First reboot

rawhide888

New Member
38 year old married guy, have kids.  Regular pot smoker.  I've been looking at images for M and O since I was a little wanker.  On the surface I seem like a successful happy guy...job, family, house, occasional vacation etc.  I've always been a little down and depressed, not a whole lot of self esteem, it's gotten steadily worse over the years.  I've always managed to muddle through and get from one phase of life to the next, I was just never that psyched to be where I was.  PMO has crept steadily more into my life, so that now I sneak off at work to have a quick wank.  I've been reading about the links between porn use and mental illness.  Until recently I had never considered if my regular porn use was contributing to my worsening feelings of boredom and depression.  It makes sense, that if you get all your dopamine rewards from porn and weed, real life just isn't that interesting.  I've had relationships with girls, but never really felt that comfortable or confident around women, so porn was an easy way to get my dose of beauty without having to risk anything for it. 

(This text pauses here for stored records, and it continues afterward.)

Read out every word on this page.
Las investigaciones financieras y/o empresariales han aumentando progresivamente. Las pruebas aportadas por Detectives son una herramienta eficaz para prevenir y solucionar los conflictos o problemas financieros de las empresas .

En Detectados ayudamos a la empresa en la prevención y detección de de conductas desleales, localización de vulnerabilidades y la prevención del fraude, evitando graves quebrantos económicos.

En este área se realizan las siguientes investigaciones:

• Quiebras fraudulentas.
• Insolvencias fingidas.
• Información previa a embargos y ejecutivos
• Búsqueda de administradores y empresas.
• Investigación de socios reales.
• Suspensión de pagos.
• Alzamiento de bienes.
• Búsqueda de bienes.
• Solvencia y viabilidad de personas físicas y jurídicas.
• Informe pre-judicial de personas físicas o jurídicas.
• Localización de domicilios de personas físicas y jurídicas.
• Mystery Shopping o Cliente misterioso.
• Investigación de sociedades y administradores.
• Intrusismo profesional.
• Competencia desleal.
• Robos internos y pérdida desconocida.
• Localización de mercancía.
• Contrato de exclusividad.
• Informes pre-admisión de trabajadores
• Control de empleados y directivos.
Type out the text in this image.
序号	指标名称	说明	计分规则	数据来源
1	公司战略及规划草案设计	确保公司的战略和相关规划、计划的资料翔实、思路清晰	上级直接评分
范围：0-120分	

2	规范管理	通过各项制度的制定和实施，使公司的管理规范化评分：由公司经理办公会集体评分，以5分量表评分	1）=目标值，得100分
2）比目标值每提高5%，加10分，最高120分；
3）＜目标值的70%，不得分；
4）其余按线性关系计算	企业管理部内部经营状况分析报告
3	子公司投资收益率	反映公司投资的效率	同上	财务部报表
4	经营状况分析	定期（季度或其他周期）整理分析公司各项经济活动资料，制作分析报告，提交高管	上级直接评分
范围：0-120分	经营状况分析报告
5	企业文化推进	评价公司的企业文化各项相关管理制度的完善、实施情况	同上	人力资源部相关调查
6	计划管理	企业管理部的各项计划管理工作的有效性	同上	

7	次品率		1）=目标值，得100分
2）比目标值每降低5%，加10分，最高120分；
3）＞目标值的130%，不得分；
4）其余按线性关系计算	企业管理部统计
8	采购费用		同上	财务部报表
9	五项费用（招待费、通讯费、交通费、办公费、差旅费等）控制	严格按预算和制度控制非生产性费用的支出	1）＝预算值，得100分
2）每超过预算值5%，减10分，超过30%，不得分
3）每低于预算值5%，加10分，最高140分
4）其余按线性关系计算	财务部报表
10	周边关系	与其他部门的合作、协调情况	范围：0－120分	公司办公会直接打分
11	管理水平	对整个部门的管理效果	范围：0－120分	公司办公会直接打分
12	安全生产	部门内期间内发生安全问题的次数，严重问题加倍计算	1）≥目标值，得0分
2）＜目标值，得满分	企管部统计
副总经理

I've always used PMO but after our last baby the wife and I have very little sex and we're constantly at each other.  I've been using PMO several times a day for several months, pretty much full-on-spider-monkey-mode.  I've starting going to bikini barista stands on the way to AND home from work...and not just for the coffee.  I'll be browsing for porn on my phone while I'm watching my kids play...and I'm missing seeing my kids grow up...WTF!?!

I also use weed pretty much daily.  Another point of contention with the wife...


My wife and kids are out of town with family after the holidays while I'm back home working. Since I've been home alone, it's been insane...I pretty much plan my days around PMO, then weed, then food maybe, then sleep.  Last night after work I was driving around looking for a strip club.  I had cash and was all ready, checked out a few out, picked one and drove into the parking lot, and I sat there for like 15min deciding or not to go in.  There were several lonely downtrodden looking dude milling about, so I decided to go home and smoke a joint and jerk off.

So here I am the next morning, day 0 of reboot.  Going to write this down and see where it takes me.  I hope this helps anyone who wants to stop using PMO!

Day 0
 
Hey man,  I hear ya about a growing depression and being unenthusiastic about life.  I'm there to.  I'm on 30 but was married for 4 years, but have been divorced a few years now.  I'm pretty sure my incisive PMO while i was married, as well as before, greatly lead to the breakdown of the marriage.  I only say this to say that i know where you're at (other than having kids).  I'm curious, whats your motivation to stop now?  Why a strip club one night and rebooting the next morning?  What's the rational?